For more information about how judges decide sentences; what sentences are available; and matters such as temporary release, see the independent Scottish Sentencing Council website.
Read more about victims of crime and sentencing.
HMA v James McGee
May 16, 2022
On sentencing Sheriff Mactaggart made the following remarks in court:
"Mr McGee, you were found guilty of charges 1, 2 and 3 on this indictment after many days of trial.
These charges, individually, and indeed when taken together, are very serious indeed.
You used your professional knowledge as a former HMRC officer, to defraud the very organisation you represented in that capacity. Your actions, along with others resulted in a not insignificant loss to the Treasury and, therefore, to the public. This fraud was carefully planned and executed by you and others. Thereafter you along with others were involved in the laundering of the money you defrauded from HMRC and indeed, you alone were responsible for the setting up and controlling of an online betting account in the name of a deceased man, the purpose of which was again to launder money fraudulently obtained.

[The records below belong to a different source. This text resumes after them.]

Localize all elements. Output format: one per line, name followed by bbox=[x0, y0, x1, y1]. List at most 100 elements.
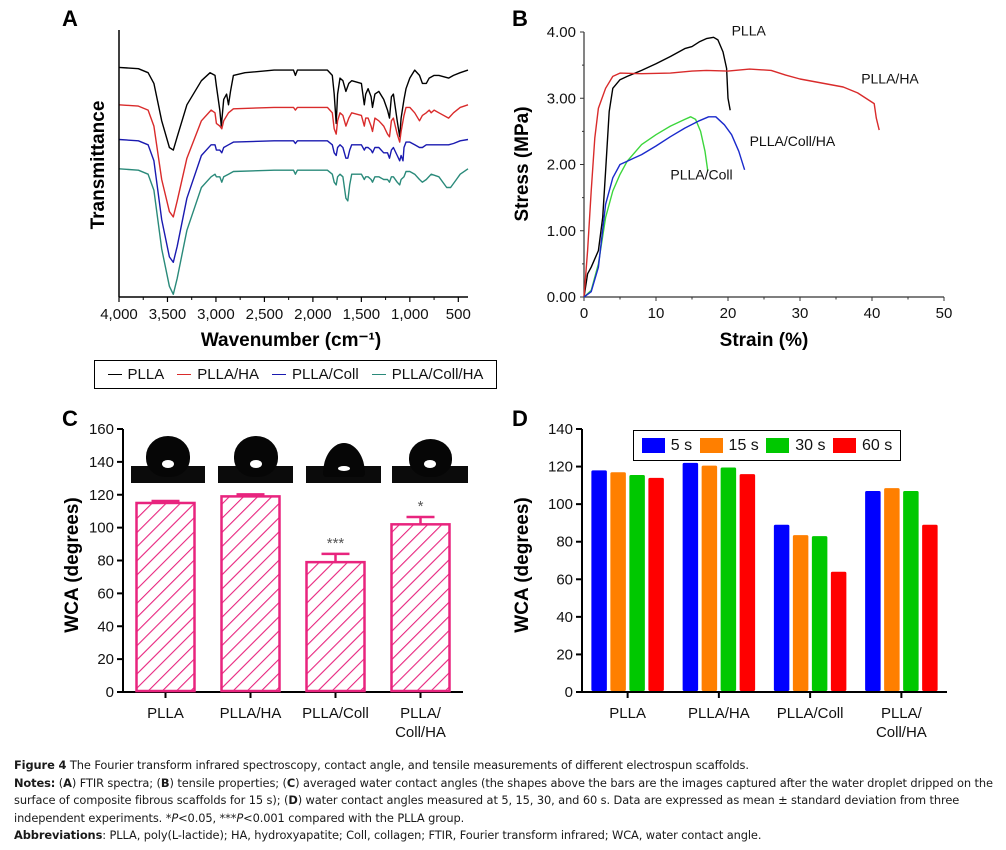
notes-segment: <0.001 compared with the PLLA group. bbox=[243, 810, 465, 825]
water-droplet bbox=[146, 436, 190, 477]
wca-c-category-label: Coll/HA bbox=[395, 724, 446, 741]
tensile-series-label: PLLA/HA bbox=[861, 71, 919, 87]
wca-c-category-label: PLLA/HA bbox=[220, 705, 282, 722]
ftir-x-tick-label: 500 bbox=[446, 306, 471, 323]
wca-legend-item: 30 s bbox=[766, 437, 826, 455]
wca-c-category-label: PLLA bbox=[147, 705, 184, 722]
wca-d-bar-15s bbox=[610, 472, 626, 691]
ftir-x-tick-label: 2,000 bbox=[294, 306, 332, 323]
tensile-y-tick-label: 3.00 bbox=[547, 90, 576, 107]
water-droplet bbox=[234, 436, 278, 477]
tensile-xlabel: Strain (%) bbox=[720, 330, 809, 351]
wca-legend-item: 5 s bbox=[641, 436, 693, 455]
tensile-x-tick-label: 20 bbox=[720, 305, 737, 322]
ftir-x-tick-label: 2,500 bbox=[246, 306, 284, 323]
ftir-series-line-plla bbox=[118, 66, 469, 151]
caption-title: Figure 4 The Fourier transform infrared … bbox=[14, 757, 1004, 775]
wca-d-bar-5s bbox=[591, 470, 607, 691]
caption-abbreviations-text: : PLLA, poly(L-lactide); HA, hydroxyapat… bbox=[102, 828, 762, 842]
wca-d-category-label: PLLA/Coll bbox=[777, 705, 844, 722]
wca-d-y-tick-label: 120 bbox=[548, 459, 573, 476]
legend-label: PLLA bbox=[127, 366, 165, 383]
significance-marker: * bbox=[418, 498, 424, 515]
wca-c-bar bbox=[305, 560, 366, 693]
wca-d-bar-15s bbox=[884, 488, 900, 691]
wca-d-y-tick-label: 100 bbox=[548, 496, 573, 513]
panel-c-wca-average: C 0 20 40 60 80 100 120 140 160 PLLA PLLA/HA PLLA/C… bbox=[0, 400, 500, 755]
ftir-x-tick-label: 1,500 bbox=[343, 306, 381, 323]
wca-d-category-label: PLLA bbox=[609, 705, 646, 722]
water-droplet-image bbox=[218, 433, 293, 483]
ftir-series-line-plla-coll-ha bbox=[118, 168, 469, 295]
tensile-y-tick-label: 1.00 bbox=[547, 223, 576, 240]
wca-c-y-tick-label: 80 bbox=[97, 553, 114, 570]
wca-d-y-tick-label: 20 bbox=[556, 646, 573, 663]
legend-line-swatch bbox=[107, 374, 122, 375]
legend-color-swatch bbox=[699, 438, 723, 453]
ftir-series-line-plla-coll bbox=[118, 138, 469, 263]
wca-d-bar-30s bbox=[903, 490, 919, 691]
panel-b-tensile: B 0.00 1.00 2.00 3.00 4.00 0 10 20 30 40 50 PLLA PL… bbox=[500, 0, 1006, 360]
ftir-legend: PLLA PLLA/HA PLLA/Coll PLLA/Coll/HA bbox=[94, 360, 497, 389]
tensile-series-line-plla-coll bbox=[583, 116, 709, 298]
droplet-glint bbox=[162, 460, 174, 468]
caption-figure-label: Figure 4 bbox=[14, 758, 67, 772]
wca-c-y-tick-label: 160 bbox=[89, 421, 114, 438]
legend-label: 5 s bbox=[670, 436, 693, 454]
droplet-glint bbox=[338, 466, 350, 471]
legend-color-swatch bbox=[766, 438, 790, 453]
legend-label: PLLA/Coll/HA bbox=[391, 366, 484, 383]
tensile-x-tick-label: 30 bbox=[792, 305, 809, 322]
notes-segment: ) FTIR spectra; ( bbox=[71, 775, 161, 790]
droplet-glint bbox=[250, 460, 262, 468]
ftir-xlabel: Wavenumber (cm⁻¹) bbox=[201, 330, 381, 351]
ftir-legend-item: PLLA/Coll bbox=[271, 366, 359, 383]
tensile-series-line-plla-coll-ha bbox=[583, 116, 746, 298]
water-droplet-image bbox=[392, 433, 468, 483]
legend-line-swatch bbox=[271, 374, 286, 375]
ftir-ylabel: Transmittance bbox=[88, 101, 109, 230]
droplet-glint bbox=[424, 460, 436, 468]
panel-letter-b: B bbox=[512, 6, 528, 31]
wca-d-bar-30s bbox=[720, 467, 737, 691]
wca-legend-item: 15 s bbox=[699, 437, 759, 455]
wca-d-y-tick-label: 40 bbox=[556, 609, 573, 626]
ftir-plot: 4,000 3,500 3,000 2,500 2,000 1,500 1,000 500 T… bbox=[88, 30, 471, 351]
wca-d-bar-5s bbox=[865, 490, 881, 691]
tensile-x-tick-label: 0 bbox=[580, 305, 588, 322]
notes-segment: P bbox=[171, 810, 179, 825]
caption-notes-label: Notes: bbox=[14, 775, 56, 790]
water-droplet bbox=[409, 439, 452, 477]
tensile-x-tick-label: 40 bbox=[864, 305, 881, 322]
wca-d-bar-30s bbox=[629, 475, 645, 691]
tensile-y-tick-label: 2.00 bbox=[547, 157, 576, 174]
legend-label: PLLA/Coll bbox=[291, 366, 359, 383]
wca-c-bar bbox=[220, 495, 281, 693]
notes-segment: ) water contact angles measured at 5, 15… bbox=[14, 793, 960, 825]
notes-segment: B bbox=[160, 775, 170, 790]
ftir-series-line-plla-ha bbox=[118, 104, 469, 218]
tensile-plot: 0.00 1.00 2.00 3.00 4.00 0 10 20 30 40 50 PLLA PLLA… bbox=[512, 22, 952, 351]
wca-d-category-label: PLLA/ bbox=[881, 705, 923, 722]
ftir-x-tick-label: 3,000 bbox=[197, 306, 235, 323]
wca-d-bar-60s bbox=[922, 524, 938, 691]
caption-notes: Notes: (A) FTIR spectra; (B) tensile pro… bbox=[14, 775, 1004, 828]
wca-c-y-tick-label: 60 bbox=[97, 585, 114, 602]
wca-d-bar-60s bbox=[648, 477, 664, 691]
notes-segment: ( bbox=[55, 775, 64, 790]
wca-legend-item: 60 s bbox=[832, 437, 892, 455]
wca-c-bar bbox=[390, 523, 451, 693]
wca-c-y-tick-label: 0 bbox=[106, 684, 114, 701]
caption-abbreviations-label: Abbreviations bbox=[14, 828, 103, 842]
tensile-x-tick-label: 10 bbox=[648, 305, 665, 322]
wca-d-category-label: PLLA/HA bbox=[688, 705, 750, 722]
wca-d-category-label: Coll/HA bbox=[876, 724, 927, 741]
panel-d-wca-time: D 0 20 40 60 80 100 120 140 PLLA PLLA/HA PLLA/Coll… bbox=[500, 400, 1006, 755]
ftir-legend-item: PLLA bbox=[107, 366, 165, 383]
tensile-series-line-plla bbox=[583, 36, 731, 298]
ftir-x-tick-label: 3,500 bbox=[149, 306, 187, 323]
wca-c-ylabel: WCA (degrees) bbox=[62, 497, 83, 632]
ftir-x-tick-label: 1,000 bbox=[391, 306, 429, 323]
wca-time-legend: 5 s 15 s 30 s 60 s bbox=[633, 430, 901, 461]
wca-c-y-tick-label: 140 bbox=[89, 454, 114, 471]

I have taken into account all that has been said on your behalf in mitigation, your lack of any criminal record, your age, the references presented on your behalf and your charitable work. I have also taken into account the terms of the Criminal Justice Social Work Report.
That being said, I have come to the view that the only appropriate sentence for these offences is a custodial one.
On charge number one you will be sentenced to 24 months imprisonment. On charges two and three you will be sentenced to 30 months imprisonment on each charge. In respect of all these sentences I have taken into account the serious organised crime aggravation in arriving at those sentences so no additional sentence is imposed in respect of that. These sentences will run concurrently and from today."